The Department of Homeland Security is still drafting the plan, though, meaning its contours could change, according to three people familiar with the situation. Officials have also discussed even broader exemptions for all temporary guest workers, not just for those working in agriculture.
Whatever order Trump issues will have significant political ramifications. Cutting off all immigration would bolster Trump’s standing with his hard-line conservative base, but anger the business community, which wants Trump to ease restrictions on temporary worker visas. Conversely, if Trump chooses to exempt any temporary workers from his immigration ban, he’ll bolster his standing with the business community but risk creating a backlash among his more conservative base.
Trump kicked off speculation about his intentions Monday with a late-night tweet proclaiming: “In light of the attack from the Invisible Enemy, as well as the need to protect the jobs of our GREAT American Citizens, I will be signing an Executive Order to temporarily suspend immigration into the United States!”
The tweet did not indicate what specific action Trump would take: He could simply suspend entries for a period of time, or cancel a specific program for the year. The White House did not offer clarity when it issued its first official statement on the issue Tuesday morning.

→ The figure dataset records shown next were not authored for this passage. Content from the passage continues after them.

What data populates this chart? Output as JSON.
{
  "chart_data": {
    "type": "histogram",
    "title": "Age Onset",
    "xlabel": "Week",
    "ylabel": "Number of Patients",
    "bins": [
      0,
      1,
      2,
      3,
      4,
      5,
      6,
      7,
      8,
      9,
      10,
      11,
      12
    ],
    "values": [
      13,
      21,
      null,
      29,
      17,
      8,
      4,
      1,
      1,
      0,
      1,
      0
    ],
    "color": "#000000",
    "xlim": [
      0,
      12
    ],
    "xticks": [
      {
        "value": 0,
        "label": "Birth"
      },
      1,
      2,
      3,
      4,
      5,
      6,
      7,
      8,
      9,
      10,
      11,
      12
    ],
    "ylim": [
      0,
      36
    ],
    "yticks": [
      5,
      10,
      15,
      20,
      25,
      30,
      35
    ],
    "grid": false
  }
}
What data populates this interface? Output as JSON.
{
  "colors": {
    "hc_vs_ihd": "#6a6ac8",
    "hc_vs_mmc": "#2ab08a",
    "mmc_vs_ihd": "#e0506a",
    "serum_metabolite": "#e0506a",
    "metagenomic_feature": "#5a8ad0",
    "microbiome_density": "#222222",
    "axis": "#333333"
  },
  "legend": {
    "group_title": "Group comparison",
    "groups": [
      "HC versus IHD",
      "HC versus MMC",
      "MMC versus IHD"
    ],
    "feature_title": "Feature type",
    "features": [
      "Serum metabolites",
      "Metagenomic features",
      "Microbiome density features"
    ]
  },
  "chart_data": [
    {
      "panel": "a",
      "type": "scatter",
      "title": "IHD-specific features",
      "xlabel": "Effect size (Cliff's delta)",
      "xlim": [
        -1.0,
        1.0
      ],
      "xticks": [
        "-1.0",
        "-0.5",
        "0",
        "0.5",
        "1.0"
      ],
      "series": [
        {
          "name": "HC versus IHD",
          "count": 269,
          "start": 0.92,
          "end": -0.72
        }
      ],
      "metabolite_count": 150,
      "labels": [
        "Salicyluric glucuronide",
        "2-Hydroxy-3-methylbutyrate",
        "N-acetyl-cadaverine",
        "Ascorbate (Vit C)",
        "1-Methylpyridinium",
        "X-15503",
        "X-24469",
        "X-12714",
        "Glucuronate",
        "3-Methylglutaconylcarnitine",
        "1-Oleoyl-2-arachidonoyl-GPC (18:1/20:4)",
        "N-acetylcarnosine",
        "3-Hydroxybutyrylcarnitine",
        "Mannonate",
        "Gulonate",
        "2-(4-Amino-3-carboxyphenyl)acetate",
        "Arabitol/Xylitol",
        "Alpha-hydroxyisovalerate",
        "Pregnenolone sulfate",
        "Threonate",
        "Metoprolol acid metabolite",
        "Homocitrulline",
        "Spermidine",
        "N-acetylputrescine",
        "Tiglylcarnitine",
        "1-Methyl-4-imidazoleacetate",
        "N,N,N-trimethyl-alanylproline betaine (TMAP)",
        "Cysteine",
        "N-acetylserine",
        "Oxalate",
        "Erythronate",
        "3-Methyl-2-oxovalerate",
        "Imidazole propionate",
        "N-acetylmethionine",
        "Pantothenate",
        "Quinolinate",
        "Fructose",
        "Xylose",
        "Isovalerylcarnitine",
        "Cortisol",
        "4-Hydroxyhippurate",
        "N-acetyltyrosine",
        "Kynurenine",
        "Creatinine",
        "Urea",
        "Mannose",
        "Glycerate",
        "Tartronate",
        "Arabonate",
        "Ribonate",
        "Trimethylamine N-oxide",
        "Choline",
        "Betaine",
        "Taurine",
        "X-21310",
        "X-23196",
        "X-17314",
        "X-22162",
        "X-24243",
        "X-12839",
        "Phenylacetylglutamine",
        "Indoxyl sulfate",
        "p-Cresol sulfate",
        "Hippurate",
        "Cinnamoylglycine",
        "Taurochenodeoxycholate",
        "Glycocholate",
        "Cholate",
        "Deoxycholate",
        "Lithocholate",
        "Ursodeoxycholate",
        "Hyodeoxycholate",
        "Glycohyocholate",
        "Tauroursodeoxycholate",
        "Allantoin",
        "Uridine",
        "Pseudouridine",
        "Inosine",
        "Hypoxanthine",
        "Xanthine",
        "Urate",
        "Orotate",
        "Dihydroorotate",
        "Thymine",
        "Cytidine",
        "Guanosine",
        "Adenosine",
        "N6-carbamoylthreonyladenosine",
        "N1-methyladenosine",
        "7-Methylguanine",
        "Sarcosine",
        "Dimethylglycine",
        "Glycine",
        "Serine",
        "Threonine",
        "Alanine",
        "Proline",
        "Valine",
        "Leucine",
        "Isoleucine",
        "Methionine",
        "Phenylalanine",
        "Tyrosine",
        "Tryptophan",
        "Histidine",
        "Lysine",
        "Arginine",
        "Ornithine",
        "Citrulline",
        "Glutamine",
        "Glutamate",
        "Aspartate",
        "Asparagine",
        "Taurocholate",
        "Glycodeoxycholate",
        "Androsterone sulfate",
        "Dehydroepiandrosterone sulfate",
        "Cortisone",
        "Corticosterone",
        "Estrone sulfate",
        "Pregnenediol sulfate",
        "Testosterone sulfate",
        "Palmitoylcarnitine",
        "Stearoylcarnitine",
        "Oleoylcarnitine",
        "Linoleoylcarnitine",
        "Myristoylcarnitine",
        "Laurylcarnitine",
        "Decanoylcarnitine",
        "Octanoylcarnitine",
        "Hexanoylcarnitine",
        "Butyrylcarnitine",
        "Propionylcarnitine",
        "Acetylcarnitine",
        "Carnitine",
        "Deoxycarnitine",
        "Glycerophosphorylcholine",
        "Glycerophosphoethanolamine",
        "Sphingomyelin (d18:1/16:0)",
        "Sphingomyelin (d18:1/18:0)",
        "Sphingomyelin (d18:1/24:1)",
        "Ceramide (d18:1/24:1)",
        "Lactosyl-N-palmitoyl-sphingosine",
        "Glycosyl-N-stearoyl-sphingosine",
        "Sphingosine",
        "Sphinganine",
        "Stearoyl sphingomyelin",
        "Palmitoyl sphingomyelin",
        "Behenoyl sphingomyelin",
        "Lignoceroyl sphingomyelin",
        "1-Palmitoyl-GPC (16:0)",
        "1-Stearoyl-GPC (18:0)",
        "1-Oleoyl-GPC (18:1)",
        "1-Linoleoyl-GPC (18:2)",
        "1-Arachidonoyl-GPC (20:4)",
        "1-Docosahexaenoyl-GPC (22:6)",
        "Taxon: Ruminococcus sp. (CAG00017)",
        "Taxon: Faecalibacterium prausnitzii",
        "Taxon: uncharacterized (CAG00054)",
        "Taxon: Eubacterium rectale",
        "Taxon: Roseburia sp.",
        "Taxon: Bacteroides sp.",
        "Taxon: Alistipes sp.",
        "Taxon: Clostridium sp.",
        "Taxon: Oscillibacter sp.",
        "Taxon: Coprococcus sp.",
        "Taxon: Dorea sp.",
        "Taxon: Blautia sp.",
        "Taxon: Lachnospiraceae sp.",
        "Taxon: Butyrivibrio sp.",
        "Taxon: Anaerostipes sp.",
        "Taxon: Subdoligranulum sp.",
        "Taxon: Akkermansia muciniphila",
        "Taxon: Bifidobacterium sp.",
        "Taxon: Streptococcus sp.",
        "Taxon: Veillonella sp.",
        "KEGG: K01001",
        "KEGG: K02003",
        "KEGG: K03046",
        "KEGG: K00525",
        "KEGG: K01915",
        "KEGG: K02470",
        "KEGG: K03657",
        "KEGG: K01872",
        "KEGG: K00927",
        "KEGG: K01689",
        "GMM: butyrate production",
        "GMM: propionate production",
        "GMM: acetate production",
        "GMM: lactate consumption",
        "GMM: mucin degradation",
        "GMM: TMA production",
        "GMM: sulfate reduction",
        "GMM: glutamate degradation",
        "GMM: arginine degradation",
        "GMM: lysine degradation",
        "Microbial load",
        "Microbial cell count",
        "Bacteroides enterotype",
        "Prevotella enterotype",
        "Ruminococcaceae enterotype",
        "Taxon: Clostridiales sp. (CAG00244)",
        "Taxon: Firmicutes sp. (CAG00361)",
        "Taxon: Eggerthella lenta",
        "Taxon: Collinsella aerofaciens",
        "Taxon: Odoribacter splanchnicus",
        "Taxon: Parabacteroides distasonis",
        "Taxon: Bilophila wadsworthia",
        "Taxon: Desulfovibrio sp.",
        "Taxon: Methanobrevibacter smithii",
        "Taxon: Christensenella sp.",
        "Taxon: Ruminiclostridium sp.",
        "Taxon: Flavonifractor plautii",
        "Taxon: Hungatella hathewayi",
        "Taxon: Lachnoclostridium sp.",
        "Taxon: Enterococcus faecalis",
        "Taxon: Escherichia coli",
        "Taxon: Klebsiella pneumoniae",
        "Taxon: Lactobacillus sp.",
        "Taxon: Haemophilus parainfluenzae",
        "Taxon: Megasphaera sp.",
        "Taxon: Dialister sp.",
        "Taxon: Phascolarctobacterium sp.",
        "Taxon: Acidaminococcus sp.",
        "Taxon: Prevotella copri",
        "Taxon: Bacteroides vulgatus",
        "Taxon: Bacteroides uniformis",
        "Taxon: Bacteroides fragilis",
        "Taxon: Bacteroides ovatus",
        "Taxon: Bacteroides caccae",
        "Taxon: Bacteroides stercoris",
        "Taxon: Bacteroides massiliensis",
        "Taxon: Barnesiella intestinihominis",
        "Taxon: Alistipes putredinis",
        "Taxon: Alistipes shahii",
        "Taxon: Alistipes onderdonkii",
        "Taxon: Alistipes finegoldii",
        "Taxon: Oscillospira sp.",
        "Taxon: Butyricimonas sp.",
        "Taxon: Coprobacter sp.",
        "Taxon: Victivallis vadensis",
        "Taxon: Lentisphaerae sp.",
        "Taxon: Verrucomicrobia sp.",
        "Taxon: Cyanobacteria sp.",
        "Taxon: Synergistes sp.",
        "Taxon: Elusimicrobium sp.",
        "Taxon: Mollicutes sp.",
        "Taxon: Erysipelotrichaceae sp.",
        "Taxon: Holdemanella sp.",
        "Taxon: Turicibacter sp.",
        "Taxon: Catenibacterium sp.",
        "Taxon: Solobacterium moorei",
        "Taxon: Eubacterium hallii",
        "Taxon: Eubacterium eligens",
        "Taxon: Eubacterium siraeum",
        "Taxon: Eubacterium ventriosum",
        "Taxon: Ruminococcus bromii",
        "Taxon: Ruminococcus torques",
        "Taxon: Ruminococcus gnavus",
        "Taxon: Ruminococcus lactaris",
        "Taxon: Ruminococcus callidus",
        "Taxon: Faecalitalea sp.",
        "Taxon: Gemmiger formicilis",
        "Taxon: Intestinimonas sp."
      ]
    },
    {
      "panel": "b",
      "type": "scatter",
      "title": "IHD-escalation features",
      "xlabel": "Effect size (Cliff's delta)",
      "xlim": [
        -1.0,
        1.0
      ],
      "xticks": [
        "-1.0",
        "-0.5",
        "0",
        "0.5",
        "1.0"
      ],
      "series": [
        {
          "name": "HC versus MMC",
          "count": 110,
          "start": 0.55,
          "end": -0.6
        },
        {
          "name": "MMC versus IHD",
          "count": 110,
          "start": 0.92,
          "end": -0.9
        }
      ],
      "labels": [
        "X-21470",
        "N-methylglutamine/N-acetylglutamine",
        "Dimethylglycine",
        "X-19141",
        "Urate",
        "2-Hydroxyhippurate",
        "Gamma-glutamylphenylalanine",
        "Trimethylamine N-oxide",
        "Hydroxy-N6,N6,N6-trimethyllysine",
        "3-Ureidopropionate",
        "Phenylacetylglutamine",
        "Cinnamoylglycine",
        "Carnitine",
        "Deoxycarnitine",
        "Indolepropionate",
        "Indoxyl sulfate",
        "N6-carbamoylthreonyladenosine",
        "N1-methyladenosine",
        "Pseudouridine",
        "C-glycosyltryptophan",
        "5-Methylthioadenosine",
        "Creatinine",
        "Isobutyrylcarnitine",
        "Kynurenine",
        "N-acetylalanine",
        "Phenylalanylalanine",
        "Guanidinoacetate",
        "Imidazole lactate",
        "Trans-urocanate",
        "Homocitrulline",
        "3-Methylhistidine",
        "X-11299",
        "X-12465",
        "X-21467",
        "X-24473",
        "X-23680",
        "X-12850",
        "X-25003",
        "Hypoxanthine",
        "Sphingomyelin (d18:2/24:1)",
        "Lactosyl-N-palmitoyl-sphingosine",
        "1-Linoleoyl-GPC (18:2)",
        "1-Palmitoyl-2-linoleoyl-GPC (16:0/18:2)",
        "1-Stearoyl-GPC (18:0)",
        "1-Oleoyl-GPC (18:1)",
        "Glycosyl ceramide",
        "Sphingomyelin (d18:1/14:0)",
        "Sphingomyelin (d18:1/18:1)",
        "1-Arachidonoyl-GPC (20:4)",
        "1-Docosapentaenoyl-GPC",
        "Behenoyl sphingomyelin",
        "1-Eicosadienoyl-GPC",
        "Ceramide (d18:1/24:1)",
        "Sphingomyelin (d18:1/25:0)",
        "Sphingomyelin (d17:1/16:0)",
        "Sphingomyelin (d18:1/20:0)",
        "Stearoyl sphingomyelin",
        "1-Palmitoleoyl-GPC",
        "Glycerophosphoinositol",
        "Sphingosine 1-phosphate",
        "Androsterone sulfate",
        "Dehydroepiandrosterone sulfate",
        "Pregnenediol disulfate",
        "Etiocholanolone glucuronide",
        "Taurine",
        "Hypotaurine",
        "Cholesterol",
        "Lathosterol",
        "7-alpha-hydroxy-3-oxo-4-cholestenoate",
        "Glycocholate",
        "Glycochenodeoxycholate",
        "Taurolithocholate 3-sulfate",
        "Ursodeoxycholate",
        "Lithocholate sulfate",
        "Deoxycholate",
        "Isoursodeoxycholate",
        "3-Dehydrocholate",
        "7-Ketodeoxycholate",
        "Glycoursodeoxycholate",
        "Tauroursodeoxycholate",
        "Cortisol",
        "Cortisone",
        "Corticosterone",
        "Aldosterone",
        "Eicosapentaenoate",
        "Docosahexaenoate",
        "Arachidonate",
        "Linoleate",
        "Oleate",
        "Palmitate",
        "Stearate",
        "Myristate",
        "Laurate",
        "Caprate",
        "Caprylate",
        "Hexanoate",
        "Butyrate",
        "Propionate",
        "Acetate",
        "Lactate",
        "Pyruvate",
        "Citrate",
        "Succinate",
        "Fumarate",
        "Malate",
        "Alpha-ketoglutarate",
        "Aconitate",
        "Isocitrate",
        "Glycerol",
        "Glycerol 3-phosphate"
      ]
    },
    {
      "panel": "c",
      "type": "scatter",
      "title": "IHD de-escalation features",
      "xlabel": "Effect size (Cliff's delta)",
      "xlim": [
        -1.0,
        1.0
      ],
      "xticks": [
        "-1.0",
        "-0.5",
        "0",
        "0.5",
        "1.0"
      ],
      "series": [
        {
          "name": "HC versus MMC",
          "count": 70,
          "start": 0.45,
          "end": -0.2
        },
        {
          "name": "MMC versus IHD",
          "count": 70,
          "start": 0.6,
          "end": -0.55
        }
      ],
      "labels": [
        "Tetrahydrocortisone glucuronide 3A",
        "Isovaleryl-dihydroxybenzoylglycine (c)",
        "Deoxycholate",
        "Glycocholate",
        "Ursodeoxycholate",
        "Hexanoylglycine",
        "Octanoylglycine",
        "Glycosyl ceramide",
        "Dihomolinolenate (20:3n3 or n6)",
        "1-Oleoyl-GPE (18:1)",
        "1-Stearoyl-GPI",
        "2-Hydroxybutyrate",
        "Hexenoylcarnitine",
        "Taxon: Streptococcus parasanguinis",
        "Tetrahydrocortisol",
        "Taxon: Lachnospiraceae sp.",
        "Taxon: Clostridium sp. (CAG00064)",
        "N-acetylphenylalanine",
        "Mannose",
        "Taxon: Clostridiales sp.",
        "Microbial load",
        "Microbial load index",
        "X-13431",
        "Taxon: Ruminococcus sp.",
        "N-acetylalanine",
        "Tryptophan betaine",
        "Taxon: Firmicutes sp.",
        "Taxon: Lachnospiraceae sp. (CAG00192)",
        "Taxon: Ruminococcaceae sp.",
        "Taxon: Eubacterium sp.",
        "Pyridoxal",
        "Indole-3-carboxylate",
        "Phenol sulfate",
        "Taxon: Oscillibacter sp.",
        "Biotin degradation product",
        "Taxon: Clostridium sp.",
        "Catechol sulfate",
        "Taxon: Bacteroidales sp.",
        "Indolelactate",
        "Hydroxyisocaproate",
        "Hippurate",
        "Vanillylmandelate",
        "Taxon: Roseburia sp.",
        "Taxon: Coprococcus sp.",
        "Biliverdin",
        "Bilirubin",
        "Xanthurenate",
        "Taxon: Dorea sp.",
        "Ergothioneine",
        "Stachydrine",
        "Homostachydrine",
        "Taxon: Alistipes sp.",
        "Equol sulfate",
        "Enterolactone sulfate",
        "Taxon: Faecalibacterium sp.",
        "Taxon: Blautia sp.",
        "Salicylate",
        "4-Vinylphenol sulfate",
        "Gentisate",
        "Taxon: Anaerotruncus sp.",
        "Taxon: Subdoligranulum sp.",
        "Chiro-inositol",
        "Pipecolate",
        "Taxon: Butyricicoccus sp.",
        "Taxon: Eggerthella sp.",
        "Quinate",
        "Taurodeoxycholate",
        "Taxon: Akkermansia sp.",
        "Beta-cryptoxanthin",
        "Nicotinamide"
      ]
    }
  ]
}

“President Trump is committed to protecting the health and economic well-being of American citizens as we face unprecedented times,” said White House press secretary Kayleigh McEnany. “As President Trump has said, ‘Decades of record immigration have produced lower wages and higher unemployment for our citizens, especially for African-American and Latino workers.’ At a time when Americans are looking to get back to work, action is necessary.”